Saturday, February 5, 2011

Low-wage jobs dominated hiring so far in job market recovery

Low-wage jobs dominated hiring so far in job market recovery

There are two problems with the jobs recovery to date. Employers haven't added enough jobs. And those they have added aren't particularly good ones.

The former has gotten a lot of attention. But the low-wage jobs that have been added are also a cause for concern.

"Growth has been concentrated in mid-wage and lower-wage industries. By contrast, higher-wage industries showed weak growth and even net losses," said Annette Bernhardt, policy co-director for the National Employment Law Project. She said that growth has been far more unbalanced than during previous job recoveries.

Bernhardt's analysis of the first seven months of 2010 found that 76% of jobs created were in low- to mid-wage industries -- those earning between $8.92 to $15 an hour, well below the national average hourly wage of $22.60.

But the biggest problem is continued job losses in higher-wage industries severely hit by the bursting of the housing bubble -- construction and financial services. Recoveries in those sectors helped lead the economy out of earlier downturns, but they're still suffering more than a year and a half after the official end of the Great Recession.

High-wage sectors -- made up of jobs that pay between $17.43 and $31 an hour -- accounted for nearly half the jobs lost during the recession, but have produced only 5% of the new jobs since hiring resumed, Bernhardt's study showed.

Even in some of the higher-wage industries that are hiring, it's lower-wage occupations within the sector where the jobs are being added, according to William Rodgers, chief economist for the Heldrich Center for Workforce Development at Rutgers University.

Case in point: Professional and business services sectors gained a healthy 366,000 jobs in 2010. Workers in that sector earned $27.23 an hour, on average, in 2010. But almost all of the new jobs -- 308,000 -- came in temporary help services, where the average hourly wage was only $15 an hour.

And those temporary jobs accounted for nearly one in four jobs created by all types of businesses last year.

"This recovery is being driven very much by temp employers," said Rodgers.

Will it last?

A big worry is whether the trend toward low-wage jobs will continue. Experts say it's too soon to tell.

But the Bureau of Labor Statistics has made some worrisome projections about the pay for jobs likely to be created.
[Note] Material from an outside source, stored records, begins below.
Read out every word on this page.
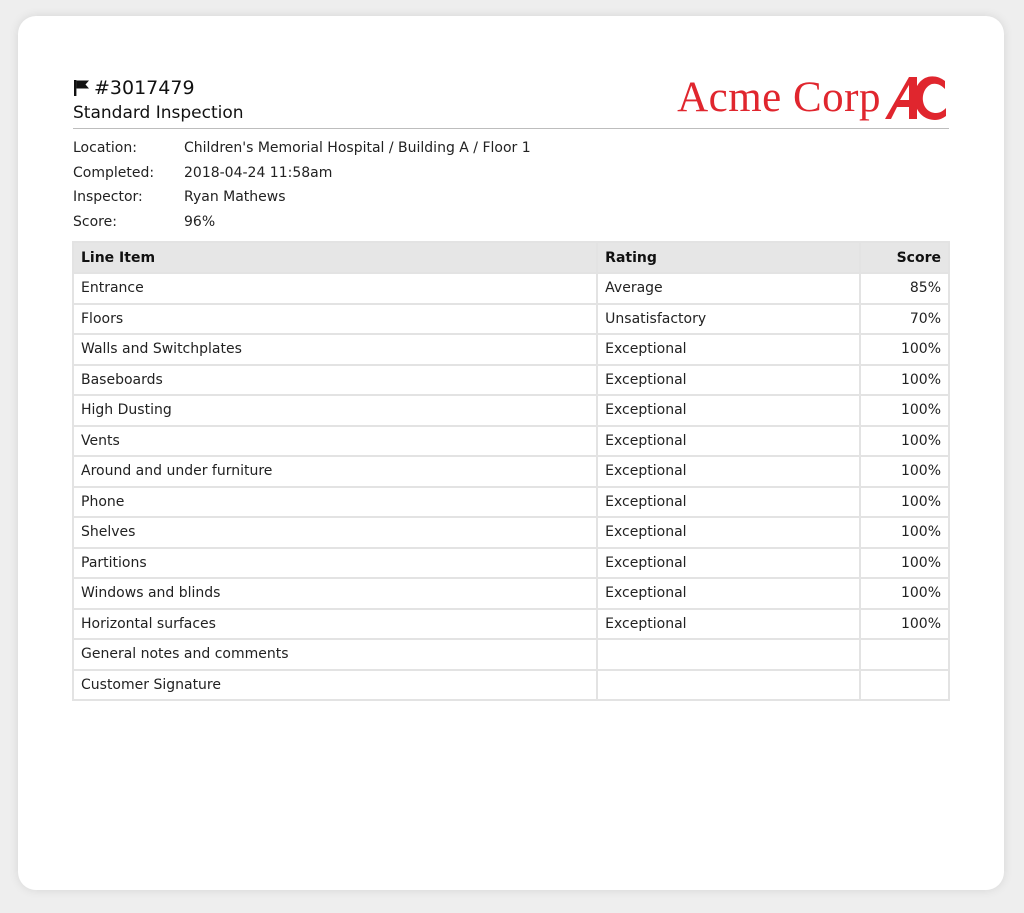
#3017479
Standard Inspection	Acme Corp
Location:	Children's Memorial Hospital / Building A / Floor 1
Completed:	2018-04-24 11:58am
Inspector:	Ryan Mathews
Score:	96%
Line Item	Rating	Score
Entrance	Average	85%
Floors	Unsatisfactory	70%
Walls and Switchplates	Exceptional	100%
Baseboards	Exceptional	100%
High Dusting	Exceptional	100%
Vents	Exceptional	100%
Around and under furniture	Exceptional	100%
Phone	Exceptional	100%
Shelves	Exceptional	100%
Partitions	Exceptional	100%
Windows and blinds	Exceptional	100%
Horizontal surfaces	Exceptional	100%
General notes and comments		
Customer Signature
The BLS's most recent job growth forecast, published back in November 2009 and projecting the job market from 2008 through 2018, identified 30 different occupations expected to experience the best growth.

The good news is that the occupation expected to add the most jobs over those 10 years -- registered nurse -- is considered "very high wage." But the six occupations with the largest gains are all classified as either "low wage" or "very low wage." Among those jobs are home health aides, retail sales people and food preparation -- including fast food workers.

Overall, 55% of the jobs growth forecasted in the 30 fastest-growing occupations identified by BLS, are considered to be low- or very low-wage.

The greater number of low-wage jobs shouldn't be a surprise, said Kristina J. Bartsch, chief of occupational outlook for BLS, simply because higher-wage occupations are always going to be in the minority. Some of the jobs projected to enjoy the fastest pace of growth are very high-wage.

For example, network systems and data communications analyst jobs are projected to increase by more than 50%, but they are still only a small portion of the workforce.

"By and large, occupations that are more high skill, and have high wages, are fast growing," she said. "They're just not as huge as waiters and waitresses."